アットネットホーム(地平茂一社長)など5団体は11月1日、長野県小諸市の映像を配信する地図情報サイト「こもナビ」を開設した。サイト活用を通して、地元商店街の活性化と観光客の誘致を目指す。協力企業・団体は、アットネットホームのほか、小諸商工会議所(香坂勝会頭)、小諸市観光協会(山岸喜昭会長)、コミュニティテレビこもろ(伊藤光春代表取締役)、関西マルチメディアサービス(今川哲夫社長)。

 小諸市の暮らし、ショッピング、グルメ、観光・娯楽などの動画を地図上のスポットから選んで視聴できる。動画はケーブルテレビ局のコミュニティテレビこもろがもつ映像を再編集したもので、各店舗・施設で働く人々が自らリポートする。動画の本数は200-300本程度。地図は関西マルチメディアサービスが提供する地図情報システム「ごきんじょマップ」を利用する。無料の会員登録を行えば、クチコミの書き込みも可能。地元の商店街と連携してクーポン券も発行する。

 このほか、アンテナショップ「マルチメディアほっとステーション HAL」では、「本日はリンゴの特売日です」などのコメントを店舗情報として撮影でき、簡単に動画を更新できる。今後は携帯電話にも対応し、QRコードでもアクセスできるようにする予定。

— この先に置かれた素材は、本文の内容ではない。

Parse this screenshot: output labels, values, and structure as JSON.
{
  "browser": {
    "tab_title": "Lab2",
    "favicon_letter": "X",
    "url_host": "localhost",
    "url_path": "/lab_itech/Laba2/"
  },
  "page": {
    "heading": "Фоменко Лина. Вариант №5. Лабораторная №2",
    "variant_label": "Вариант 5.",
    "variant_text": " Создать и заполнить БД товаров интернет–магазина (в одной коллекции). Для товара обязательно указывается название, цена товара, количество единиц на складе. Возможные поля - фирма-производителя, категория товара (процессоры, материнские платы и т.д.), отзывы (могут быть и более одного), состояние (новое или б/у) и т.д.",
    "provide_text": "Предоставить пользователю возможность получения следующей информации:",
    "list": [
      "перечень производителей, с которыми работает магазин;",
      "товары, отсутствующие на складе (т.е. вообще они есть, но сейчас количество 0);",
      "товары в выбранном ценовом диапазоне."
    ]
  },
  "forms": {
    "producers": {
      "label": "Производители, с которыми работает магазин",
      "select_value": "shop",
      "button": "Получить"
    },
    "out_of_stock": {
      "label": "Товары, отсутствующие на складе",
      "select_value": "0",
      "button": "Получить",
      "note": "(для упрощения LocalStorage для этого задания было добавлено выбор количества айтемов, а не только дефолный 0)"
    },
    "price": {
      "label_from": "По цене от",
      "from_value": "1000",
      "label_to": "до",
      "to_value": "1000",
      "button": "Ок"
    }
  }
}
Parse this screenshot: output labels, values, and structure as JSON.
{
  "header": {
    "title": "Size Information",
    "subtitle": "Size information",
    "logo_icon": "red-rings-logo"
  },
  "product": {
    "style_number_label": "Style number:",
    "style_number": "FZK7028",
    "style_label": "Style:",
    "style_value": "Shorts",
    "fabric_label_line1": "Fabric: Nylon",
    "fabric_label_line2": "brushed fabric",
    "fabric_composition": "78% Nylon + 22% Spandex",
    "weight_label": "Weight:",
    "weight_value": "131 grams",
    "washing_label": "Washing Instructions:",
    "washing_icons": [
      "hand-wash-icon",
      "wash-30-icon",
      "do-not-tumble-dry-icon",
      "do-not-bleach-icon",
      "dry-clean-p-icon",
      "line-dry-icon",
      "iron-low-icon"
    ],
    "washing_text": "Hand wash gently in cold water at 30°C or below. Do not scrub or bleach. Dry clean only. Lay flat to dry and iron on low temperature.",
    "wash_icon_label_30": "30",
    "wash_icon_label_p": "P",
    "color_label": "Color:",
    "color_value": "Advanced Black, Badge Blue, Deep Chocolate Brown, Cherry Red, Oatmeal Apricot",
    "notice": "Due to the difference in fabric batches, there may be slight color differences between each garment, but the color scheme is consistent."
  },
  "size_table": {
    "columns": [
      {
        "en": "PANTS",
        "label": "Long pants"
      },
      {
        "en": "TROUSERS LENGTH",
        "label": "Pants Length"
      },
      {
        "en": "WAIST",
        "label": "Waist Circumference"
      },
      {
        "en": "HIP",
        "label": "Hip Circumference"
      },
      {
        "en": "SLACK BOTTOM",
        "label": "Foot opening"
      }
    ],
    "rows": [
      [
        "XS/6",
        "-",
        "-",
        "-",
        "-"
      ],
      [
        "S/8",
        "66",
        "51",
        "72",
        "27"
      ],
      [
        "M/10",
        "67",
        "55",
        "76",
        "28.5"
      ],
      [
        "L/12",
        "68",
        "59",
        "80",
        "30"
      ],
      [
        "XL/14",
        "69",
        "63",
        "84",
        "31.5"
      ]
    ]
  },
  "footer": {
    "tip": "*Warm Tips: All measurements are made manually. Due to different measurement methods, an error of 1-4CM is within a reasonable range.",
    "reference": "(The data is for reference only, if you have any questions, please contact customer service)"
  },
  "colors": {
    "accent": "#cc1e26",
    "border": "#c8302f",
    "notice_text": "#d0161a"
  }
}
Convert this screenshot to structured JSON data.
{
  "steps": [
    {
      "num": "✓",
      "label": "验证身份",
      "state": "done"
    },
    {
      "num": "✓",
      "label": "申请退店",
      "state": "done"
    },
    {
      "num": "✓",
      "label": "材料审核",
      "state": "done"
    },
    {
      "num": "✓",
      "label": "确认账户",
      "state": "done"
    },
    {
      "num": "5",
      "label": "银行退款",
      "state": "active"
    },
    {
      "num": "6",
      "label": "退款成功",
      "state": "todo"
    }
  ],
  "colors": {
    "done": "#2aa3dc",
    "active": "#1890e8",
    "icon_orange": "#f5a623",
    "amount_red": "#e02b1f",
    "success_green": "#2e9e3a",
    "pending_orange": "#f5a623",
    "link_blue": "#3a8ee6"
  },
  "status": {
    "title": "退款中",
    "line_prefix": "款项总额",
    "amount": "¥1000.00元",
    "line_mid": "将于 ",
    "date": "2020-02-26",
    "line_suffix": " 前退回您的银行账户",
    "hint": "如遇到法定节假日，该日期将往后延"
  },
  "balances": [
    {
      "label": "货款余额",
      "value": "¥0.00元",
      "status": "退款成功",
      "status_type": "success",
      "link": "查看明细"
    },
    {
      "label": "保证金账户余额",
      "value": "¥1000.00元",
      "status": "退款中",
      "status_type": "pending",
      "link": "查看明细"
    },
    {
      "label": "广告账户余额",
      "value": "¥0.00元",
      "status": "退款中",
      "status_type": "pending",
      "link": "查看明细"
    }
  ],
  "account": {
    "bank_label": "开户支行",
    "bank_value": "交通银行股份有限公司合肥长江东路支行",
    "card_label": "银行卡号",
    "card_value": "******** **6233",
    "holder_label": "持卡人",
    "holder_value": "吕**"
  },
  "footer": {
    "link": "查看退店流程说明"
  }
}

 小諸市観光協会の山岸喜昭会長は「浅間山の登山道やサイクリング、ワイン、ハーブ園、大河ドラマ『風林火山』の山本勘助ゆかりの懐古園など、観光資源を含め、(市内の)標高差が2000mの変化に富んだ小諸の様子をPRしたい」と意気込みを語った。また、これから充実させたい動画について、コミュニティこもろの伊藤光春代表取締役は「団塊の世代などに向けて、『建築・不動産』で売りたい土地やその周辺の景色を動画で伝えて、移住者の獲得を目指したい」と述べた。同サイトによって小諸の魅力を市の内外に伝えることで、小諸市の商店街と観光の活性化を目指す。

 なお、それぞれの役割については、アットネットホームが映像素材のデジタル化のツール提供、全体の企画調整を担当。小諸商工会議所と小諸市観光協会が取材・企画協力を行う。コミュニティテレビこもろは、地域のスポット映像の制作を行うほか、映像のデジタル化やアップロードなどを担当する。関西マルチメディアサービスは地図情報システム「ごきんじょマップ」を提供し、テクニカルサポートやマップ運営を行う。